Le gène du steak trop dur enfin démasqué
L'Inra vient de percer un peu plus le mystère de l'origine de la tendreté du bœuf. Des chercheurs de l'institut ont découvert une relation entre l'expression d'un gène et la dureté de la viande bovine. Ce résultat, qui fait l'objet d'un brevet, ouvre des perspectives dans la mise au point d'un test génétique ou immunologique permettant d'identifier les bovins ayant le potentiel de développer du muscle tendre. « Une révolution biologique est en marche, grâce à l'approche génomique », estime Jean-François Hocquette, du centre Inra de Theix.
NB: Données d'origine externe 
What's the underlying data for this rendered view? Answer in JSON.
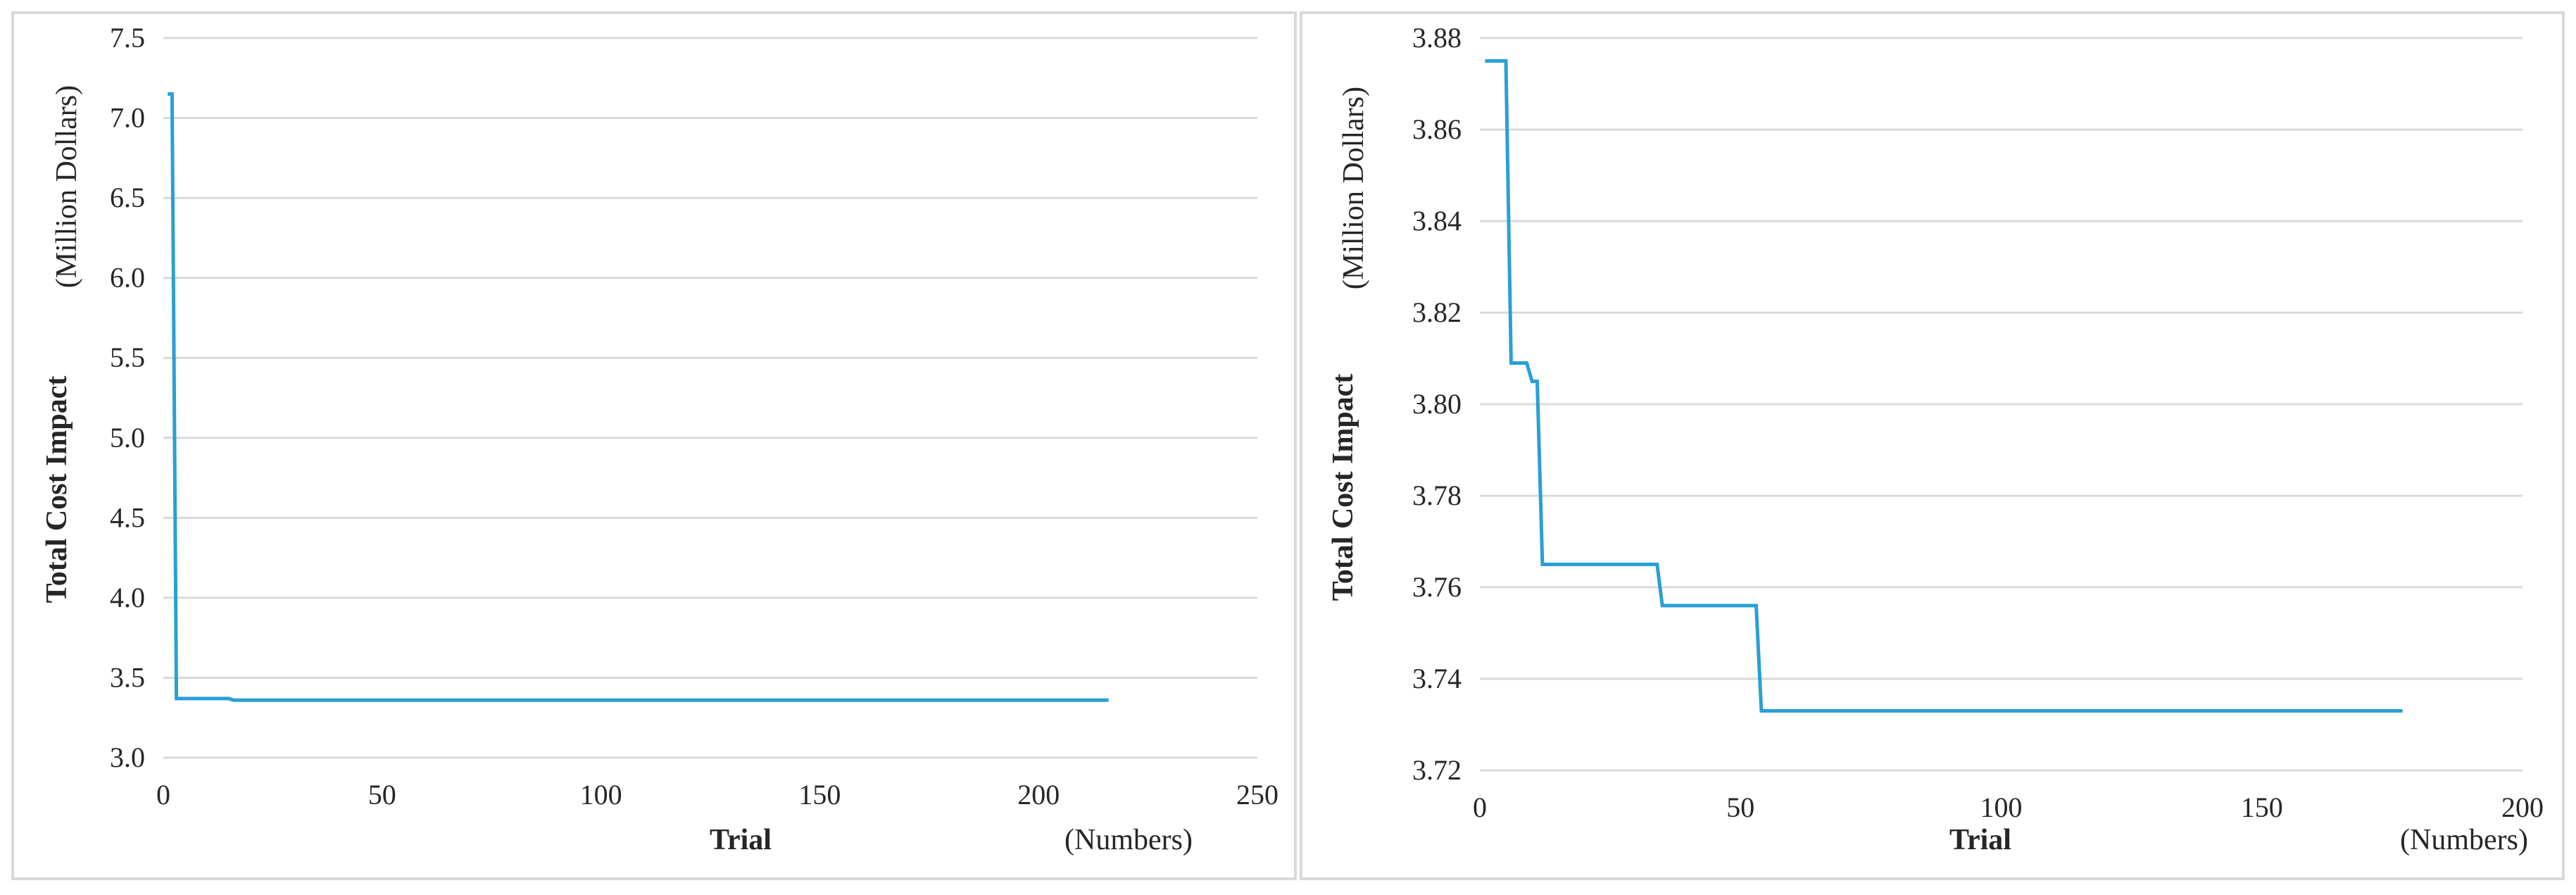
{
  "chart_data": [
    {
      "type": "line",
      "xlabel": "Trial",
      "xunit": "(Numbers)",
      "ylabel": "Total Cost Impact",
      "yunit": "(Million Dollars)",
      "xlim": [
        0,
        250
      ],
      "ylim": [
        3.0,
        7.5
      ],
      "xticks": [
        0,
        50,
        100,
        150,
        200,
        250
      ],
      "yticks": [
        "3.0",
        "3.5",
        "4.0",
        "4.5",
        "5.0",
        "5.5",
        "6.0",
        "6.5",
        "7.0",
        "7.5"
      ],
      "grid": true,
      "color": "#2a9fd6",
      "series": [
        {
          "x": [
            1,
            2,
            3,
            15,
            16,
            216
          ],
          "y": [
            7.15,
            7.15,
            3.37,
            3.37,
            3.36,
            3.36
          ]
        }
      ]
    },
    {
      "type": "line",
      "xlabel": "Trial",
      "xunit": "(Numbers)",
      "ylabel": "Total Cost Impact",
      "yunit": "(Million Dollars)",
      "xlim": [
        0,
        200
      ],
      "ylim": [
        3.72,
        3.88
      ],
      "xticks": [
        0,
        50,
        100,
        150,
        200
      ],
      "yticks": [
        "3.72",
        "3.74",
        "3.76",
        "3.78",
        "3.80",
        "3.82",
        "3.84",
        "3.86",
        "3.88"
      ],
      "grid": true,
      "color": "#2a9fd6",
      "series": [
        {
          "x": [
            1,
            5,
            6,
            9,
            10,
            10.5,
            11,
            12,
            34,
            35,
            53,
            54,
            177
          ],
          "y": [
            3.875,
            3.875,
            3.809,
            3.809,
            3.805,
            3.805,
            3.805,
            3.765,
            3.765,
            3.756,
            3.756,
            3.733,
            3.733
          ]
        }
      ]
    }
  ]
}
Les chercheurs ont passé au crible le profil d'expression des gènes dans le muscle de 14 taurillons charolais. Ces animaux sont issus d'une sélection divergente sur le potentiel de croissance musculaire, considérée comme favorable à l'amélioration de la tendreté. Les transcriptomes (ensemble des gènes exprimés) des muscles Longissimus thoracis (entrecôte) ont été analysés à l'aide de puces à ADN et comparés sur la base des qualités sensorielles (tendreté, jutosité, flaveur) et du potentiel de croissance musculaire.
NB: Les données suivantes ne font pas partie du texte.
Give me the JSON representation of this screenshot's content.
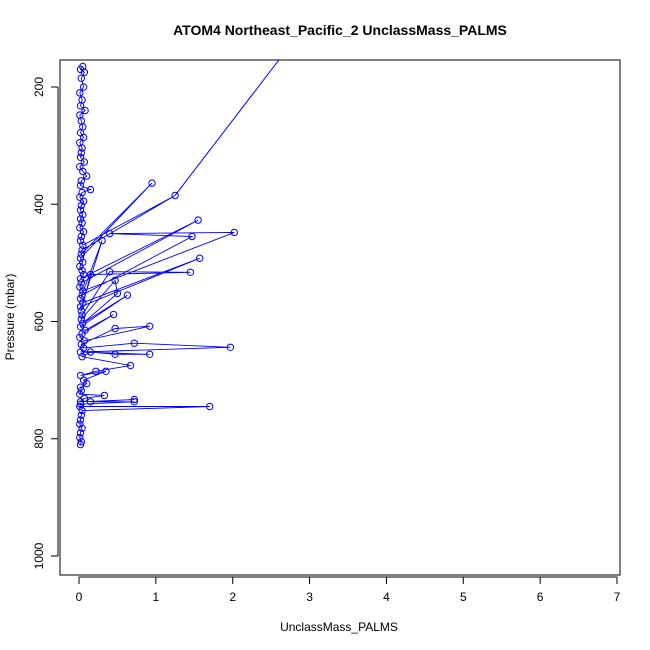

Une relation négative a ainsi été mise à jour entre l'expression du gène DNAJA1 et la tendreté de la viande évaluée par un jury de dégustation. Le niveau d'expression de ce gène explique jusqu'à 63 % de la variabilité de la tendreté. La protéine Hsp 40 codée par ce gène contribuerait à ralentir le processus de mort cellulaire (apoptose) et diminuerait ainsi la maturation de la viande, processus favorable à son attendrissement dans les jours suivants l'abattage de l'animal.
Test de routine
Ces travaux sont réalisés dans le cadre du programme d'analyse du génome des animaux d'élevage (Agénae). Les chercheurs envisagent aujourd'hui de valider la relation entre l'expression de DNAJA1 et la tendreté de la viande sur un plus large effectif de bovins à viande (charolais, limousins, etc). Cela devrait déboucher sur la mise au point d'un test de routine simple, utilisable à l'échelle industrielle, permettant d'identifier les bovins ayant un potentiel à produire une viande tendre. « Les Australiens commercialisent déjà des tests génétiques. Mais, ils ne sont pas forcément pertinents chez nous », souligne Jean-François Hocquette.
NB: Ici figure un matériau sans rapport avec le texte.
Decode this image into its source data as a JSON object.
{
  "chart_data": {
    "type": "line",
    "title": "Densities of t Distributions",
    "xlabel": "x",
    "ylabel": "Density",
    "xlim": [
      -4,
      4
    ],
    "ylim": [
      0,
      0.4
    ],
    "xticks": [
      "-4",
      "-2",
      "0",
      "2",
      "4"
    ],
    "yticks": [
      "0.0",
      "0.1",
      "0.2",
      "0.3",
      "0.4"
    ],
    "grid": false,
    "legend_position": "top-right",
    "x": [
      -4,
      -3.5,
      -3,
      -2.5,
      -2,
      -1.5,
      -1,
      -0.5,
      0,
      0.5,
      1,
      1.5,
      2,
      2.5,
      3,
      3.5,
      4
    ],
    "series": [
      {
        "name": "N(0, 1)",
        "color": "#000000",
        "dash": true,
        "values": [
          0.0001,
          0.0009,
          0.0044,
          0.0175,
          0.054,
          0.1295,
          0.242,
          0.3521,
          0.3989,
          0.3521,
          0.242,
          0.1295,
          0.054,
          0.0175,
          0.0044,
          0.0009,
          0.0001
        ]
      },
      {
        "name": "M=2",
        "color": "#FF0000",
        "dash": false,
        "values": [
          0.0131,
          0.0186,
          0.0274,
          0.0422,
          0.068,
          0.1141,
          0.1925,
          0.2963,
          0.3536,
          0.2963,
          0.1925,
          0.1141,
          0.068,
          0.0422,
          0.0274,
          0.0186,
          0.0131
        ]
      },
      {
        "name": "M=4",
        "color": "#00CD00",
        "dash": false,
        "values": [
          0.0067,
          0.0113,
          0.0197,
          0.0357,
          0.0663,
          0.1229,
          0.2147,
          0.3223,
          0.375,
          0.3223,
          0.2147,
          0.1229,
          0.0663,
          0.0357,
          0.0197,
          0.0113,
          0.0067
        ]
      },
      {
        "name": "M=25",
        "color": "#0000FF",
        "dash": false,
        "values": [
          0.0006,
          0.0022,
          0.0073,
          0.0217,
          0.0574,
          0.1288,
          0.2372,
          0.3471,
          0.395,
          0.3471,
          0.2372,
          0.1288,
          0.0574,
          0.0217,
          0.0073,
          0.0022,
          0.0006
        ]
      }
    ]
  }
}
Seulement 30% de la variabilité de la tendreté de la viande est liée au mode d'élevage, au type génétique de l'animal, au type de morceau. L'identification de nouvelles caractéristiques biologiques du muscle (teneur en collagène, en lipides intramusculaires, en enzymes et en inhibiteurs enzymatiques, taille et type des fibres musculaires) ayant une forte influence sur la qualité de la viande constitue donc un enjeu majeur pour la filière des animaux de boucherie. D'autant plus que ces critères pourront être intégrés aux schémas de sélection des bovins reproducteurs.